"I Am Here" 2009
Colorado Springs, Colorado
As we unpacked and got settled into our new apartment I set the intention that in 2009 I would make more time to paint. Not knowing anyone but each other, and no longer having a house and a yard to maintain, I would have more time to dedicate to my creative expression. I think back to my younger self just 11 months ago and I smile as I reflect on the fact that I had no idea what was in store for me when I got here!
Colorado is an adventurous state with many of its residents being avid outdoor types. But navigating the Denver art scene is an adventure in itself!
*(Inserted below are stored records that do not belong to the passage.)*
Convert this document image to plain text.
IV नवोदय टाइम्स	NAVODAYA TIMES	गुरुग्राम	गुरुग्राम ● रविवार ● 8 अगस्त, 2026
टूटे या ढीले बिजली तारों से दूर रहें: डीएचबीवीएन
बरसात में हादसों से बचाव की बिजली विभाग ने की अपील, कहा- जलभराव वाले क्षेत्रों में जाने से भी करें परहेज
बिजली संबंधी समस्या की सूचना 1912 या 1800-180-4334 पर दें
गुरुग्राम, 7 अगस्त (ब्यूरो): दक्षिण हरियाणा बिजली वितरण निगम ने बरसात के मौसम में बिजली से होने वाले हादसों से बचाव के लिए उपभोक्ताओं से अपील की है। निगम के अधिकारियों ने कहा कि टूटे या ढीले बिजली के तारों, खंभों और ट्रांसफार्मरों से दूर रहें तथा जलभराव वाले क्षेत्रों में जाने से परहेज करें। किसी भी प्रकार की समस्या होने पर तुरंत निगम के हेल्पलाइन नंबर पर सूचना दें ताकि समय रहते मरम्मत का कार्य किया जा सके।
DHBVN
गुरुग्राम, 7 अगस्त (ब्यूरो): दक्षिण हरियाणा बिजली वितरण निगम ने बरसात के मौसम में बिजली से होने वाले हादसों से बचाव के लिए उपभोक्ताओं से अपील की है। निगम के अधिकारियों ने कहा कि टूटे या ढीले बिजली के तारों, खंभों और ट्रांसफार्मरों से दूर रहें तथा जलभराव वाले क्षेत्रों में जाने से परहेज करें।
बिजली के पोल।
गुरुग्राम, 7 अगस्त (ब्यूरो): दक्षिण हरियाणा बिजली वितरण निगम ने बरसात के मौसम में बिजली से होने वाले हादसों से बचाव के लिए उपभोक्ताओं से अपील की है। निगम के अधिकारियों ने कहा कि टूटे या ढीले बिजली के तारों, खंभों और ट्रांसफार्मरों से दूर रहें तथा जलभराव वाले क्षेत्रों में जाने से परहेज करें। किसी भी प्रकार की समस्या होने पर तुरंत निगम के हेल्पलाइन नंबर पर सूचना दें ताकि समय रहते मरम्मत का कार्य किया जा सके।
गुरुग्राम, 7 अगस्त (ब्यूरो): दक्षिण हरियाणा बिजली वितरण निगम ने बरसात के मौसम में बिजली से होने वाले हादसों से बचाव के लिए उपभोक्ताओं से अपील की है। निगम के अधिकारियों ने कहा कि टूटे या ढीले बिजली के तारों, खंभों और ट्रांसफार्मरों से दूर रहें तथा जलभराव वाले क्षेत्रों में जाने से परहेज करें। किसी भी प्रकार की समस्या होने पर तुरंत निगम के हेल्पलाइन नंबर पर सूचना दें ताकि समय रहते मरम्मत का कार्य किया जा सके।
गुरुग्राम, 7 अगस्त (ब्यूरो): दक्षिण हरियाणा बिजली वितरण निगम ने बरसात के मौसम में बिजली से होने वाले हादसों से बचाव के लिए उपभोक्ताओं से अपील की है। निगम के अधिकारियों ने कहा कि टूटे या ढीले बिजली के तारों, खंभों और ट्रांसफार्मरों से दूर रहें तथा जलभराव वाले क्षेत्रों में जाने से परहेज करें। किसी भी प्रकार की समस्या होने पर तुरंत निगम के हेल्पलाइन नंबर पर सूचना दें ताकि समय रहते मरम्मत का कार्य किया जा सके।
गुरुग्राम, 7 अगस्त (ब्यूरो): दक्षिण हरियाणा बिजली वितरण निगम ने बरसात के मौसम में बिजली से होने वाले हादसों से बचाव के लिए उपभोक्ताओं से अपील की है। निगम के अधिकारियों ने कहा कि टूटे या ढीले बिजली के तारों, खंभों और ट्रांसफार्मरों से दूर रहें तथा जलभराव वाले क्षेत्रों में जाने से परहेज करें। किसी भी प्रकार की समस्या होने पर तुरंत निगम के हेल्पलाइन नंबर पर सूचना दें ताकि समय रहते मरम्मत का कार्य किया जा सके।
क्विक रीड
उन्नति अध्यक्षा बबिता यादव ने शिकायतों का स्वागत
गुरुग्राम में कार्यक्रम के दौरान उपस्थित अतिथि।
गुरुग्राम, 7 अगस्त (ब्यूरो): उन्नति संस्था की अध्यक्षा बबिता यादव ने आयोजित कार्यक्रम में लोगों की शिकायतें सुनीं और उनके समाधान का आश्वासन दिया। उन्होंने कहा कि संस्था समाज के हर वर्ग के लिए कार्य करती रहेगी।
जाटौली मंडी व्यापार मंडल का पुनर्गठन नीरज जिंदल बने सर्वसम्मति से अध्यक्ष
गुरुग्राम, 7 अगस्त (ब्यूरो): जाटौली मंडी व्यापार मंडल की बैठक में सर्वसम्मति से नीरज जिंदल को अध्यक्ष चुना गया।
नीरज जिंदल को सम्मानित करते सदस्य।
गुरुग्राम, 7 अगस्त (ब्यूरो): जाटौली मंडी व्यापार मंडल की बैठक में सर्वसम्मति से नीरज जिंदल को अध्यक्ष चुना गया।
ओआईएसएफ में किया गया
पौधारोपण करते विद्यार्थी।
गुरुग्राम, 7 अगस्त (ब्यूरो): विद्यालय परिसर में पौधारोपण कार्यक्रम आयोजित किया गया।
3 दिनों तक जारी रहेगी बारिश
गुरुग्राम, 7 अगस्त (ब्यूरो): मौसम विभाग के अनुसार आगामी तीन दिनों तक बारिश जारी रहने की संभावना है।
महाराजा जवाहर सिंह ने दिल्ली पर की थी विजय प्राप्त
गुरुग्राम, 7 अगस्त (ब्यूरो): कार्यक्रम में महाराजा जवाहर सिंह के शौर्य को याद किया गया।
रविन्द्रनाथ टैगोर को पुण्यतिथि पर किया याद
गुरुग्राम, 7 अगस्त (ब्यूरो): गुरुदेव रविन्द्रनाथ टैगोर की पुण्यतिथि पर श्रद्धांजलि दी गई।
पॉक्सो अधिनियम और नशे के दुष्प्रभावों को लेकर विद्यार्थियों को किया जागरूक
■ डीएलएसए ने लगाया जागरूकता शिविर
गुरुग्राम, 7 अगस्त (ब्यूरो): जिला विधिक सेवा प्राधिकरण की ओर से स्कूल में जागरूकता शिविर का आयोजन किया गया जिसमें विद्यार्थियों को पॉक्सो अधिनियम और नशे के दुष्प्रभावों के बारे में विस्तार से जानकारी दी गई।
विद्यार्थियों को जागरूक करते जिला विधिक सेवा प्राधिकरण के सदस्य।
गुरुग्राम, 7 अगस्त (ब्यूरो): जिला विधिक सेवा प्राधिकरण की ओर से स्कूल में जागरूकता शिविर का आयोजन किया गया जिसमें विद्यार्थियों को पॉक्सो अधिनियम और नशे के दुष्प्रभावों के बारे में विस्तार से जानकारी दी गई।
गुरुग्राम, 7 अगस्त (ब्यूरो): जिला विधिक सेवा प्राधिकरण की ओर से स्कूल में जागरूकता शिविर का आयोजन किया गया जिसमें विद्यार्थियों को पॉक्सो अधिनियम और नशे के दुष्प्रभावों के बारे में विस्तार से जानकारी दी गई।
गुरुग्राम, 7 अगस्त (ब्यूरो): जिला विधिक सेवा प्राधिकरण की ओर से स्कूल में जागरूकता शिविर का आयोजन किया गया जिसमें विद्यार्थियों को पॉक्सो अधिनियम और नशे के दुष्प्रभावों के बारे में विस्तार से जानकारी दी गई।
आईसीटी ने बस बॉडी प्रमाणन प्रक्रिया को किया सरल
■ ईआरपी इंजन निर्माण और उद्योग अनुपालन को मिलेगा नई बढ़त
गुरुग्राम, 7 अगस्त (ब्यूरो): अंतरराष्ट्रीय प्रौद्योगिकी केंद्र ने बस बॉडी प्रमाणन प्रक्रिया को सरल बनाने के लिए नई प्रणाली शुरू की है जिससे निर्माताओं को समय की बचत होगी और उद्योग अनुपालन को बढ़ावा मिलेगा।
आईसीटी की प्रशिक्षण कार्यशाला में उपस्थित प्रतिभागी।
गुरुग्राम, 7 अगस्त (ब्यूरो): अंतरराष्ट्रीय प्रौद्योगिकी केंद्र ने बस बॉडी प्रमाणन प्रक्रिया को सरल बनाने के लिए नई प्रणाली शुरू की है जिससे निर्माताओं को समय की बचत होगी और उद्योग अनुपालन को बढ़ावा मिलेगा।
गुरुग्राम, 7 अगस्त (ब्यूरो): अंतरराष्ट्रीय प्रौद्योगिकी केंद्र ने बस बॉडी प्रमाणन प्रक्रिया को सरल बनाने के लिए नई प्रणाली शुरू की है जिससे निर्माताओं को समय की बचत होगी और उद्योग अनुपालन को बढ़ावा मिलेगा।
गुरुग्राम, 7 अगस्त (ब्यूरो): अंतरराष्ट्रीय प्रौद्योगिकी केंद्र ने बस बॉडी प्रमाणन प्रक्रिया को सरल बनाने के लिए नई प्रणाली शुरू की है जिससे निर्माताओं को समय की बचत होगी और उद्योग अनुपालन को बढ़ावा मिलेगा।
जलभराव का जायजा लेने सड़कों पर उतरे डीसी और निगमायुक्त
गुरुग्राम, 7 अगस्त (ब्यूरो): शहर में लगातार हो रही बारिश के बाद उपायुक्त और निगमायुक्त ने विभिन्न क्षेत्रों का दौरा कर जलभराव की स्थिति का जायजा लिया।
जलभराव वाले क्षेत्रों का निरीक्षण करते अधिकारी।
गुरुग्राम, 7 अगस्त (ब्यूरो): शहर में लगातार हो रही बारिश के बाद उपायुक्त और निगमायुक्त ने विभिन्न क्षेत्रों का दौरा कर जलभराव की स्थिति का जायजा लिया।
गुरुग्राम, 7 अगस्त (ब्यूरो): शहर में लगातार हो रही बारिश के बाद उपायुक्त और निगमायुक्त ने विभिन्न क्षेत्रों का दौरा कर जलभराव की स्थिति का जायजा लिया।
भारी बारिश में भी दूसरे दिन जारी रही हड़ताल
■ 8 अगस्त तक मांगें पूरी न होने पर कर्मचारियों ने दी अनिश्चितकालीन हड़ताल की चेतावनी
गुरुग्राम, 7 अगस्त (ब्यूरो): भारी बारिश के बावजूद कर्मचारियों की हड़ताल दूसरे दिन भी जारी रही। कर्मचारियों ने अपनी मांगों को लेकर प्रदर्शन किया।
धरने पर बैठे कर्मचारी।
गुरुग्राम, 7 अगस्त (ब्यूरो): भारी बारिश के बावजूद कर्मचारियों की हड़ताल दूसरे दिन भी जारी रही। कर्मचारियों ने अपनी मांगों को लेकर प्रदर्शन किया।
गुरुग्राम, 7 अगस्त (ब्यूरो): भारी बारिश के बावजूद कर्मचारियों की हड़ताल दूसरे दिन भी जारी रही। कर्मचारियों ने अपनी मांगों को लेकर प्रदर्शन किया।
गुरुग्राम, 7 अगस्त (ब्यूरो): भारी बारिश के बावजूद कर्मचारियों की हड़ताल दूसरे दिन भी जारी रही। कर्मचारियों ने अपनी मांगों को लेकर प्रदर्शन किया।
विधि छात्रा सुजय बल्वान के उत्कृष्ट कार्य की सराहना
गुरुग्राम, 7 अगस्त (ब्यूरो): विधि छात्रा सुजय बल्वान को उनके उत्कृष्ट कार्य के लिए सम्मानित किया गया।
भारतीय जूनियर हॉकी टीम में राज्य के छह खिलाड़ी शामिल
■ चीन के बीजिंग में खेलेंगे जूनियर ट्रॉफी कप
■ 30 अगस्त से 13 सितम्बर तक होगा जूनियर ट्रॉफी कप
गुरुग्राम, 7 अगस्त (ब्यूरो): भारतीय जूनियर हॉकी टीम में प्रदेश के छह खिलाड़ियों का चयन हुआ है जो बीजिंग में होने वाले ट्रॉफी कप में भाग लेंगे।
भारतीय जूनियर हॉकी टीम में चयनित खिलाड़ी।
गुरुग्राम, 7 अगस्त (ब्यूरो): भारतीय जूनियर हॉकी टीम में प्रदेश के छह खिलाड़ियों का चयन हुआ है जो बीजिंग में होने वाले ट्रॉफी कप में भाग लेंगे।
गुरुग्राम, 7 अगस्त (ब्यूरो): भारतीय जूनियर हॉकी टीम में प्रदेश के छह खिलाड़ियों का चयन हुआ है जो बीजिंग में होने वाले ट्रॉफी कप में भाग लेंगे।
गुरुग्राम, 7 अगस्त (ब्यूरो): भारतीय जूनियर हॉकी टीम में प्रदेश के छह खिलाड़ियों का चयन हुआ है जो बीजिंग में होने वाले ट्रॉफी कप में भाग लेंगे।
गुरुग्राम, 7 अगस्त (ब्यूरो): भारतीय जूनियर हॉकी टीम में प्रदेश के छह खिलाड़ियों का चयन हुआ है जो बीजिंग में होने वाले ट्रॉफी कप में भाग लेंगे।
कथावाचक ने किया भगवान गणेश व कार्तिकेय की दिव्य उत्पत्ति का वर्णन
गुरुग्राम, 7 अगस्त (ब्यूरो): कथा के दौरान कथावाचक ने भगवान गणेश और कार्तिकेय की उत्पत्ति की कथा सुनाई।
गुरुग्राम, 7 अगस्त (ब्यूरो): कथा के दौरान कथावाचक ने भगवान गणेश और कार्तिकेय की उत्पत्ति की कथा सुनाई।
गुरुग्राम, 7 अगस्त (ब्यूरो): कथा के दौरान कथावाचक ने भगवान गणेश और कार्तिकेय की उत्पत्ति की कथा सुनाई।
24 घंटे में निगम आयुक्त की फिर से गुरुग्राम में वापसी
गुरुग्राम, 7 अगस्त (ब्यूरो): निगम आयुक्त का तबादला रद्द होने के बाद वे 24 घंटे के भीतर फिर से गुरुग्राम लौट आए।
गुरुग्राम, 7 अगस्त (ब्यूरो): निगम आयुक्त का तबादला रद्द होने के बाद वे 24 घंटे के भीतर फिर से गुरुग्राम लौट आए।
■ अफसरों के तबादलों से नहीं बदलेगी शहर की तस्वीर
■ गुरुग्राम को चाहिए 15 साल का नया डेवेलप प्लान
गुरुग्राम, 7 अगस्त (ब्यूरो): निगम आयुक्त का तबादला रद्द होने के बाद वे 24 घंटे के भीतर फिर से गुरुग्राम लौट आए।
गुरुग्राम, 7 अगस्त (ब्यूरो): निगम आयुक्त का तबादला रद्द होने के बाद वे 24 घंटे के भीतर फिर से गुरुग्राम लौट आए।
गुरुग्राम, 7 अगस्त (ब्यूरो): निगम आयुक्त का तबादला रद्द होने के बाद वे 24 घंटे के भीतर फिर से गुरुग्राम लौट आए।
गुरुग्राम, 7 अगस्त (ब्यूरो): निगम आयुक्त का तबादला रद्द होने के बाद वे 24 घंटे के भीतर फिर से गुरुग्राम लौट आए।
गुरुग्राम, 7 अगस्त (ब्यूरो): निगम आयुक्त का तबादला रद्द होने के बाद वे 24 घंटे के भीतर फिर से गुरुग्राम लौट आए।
And I have only just begun to scratch the proverbial surface of artists to meet and galleries and museums to explore. Michigan has its renowned Detroit Institute of Art museum and metro-Detroit is peppered with the occasional art gallery. But there is nothing comparable to the Sante Fe and Rino art districts. Imagine my joy as I began to learn what a vibrant art community Denver has!
I’ve been painting on and off my entire life, but it wasn’t until I moved to Denver that I had the opportunity to start showing my work. If you would have told me a year ago that I’d spend 2009 participating in multiple group art shows and that I’d close the year with a two month solo art exhibit I wouldn’t have believed you. I had no frame of reference from where I came from that the experiences I’ve had this year were possible.
As 2010 approaches I am excited with anxious anticipation for what the New Year has in store. So much so that sometimes it’s hard to live in the moment. There is so much I want to do, to see, to experience that I feel this sense of urgency. I want to do it all and I want to do it now! I’m almost overwhelmed with the choices and paths that lay before me. I could pursue so many different avenues, and while each one would be different, they would each be an adventure I would never forget.
While 2009 has been the best year of my life, I am confident that 2010 will be even better. But I have to remember that I’m here, in this moment, and that it’s really all I have. Yesterday is over and I don’t know what tomorrow will bring. But I’m here – living, learning, and loving everything I can about life.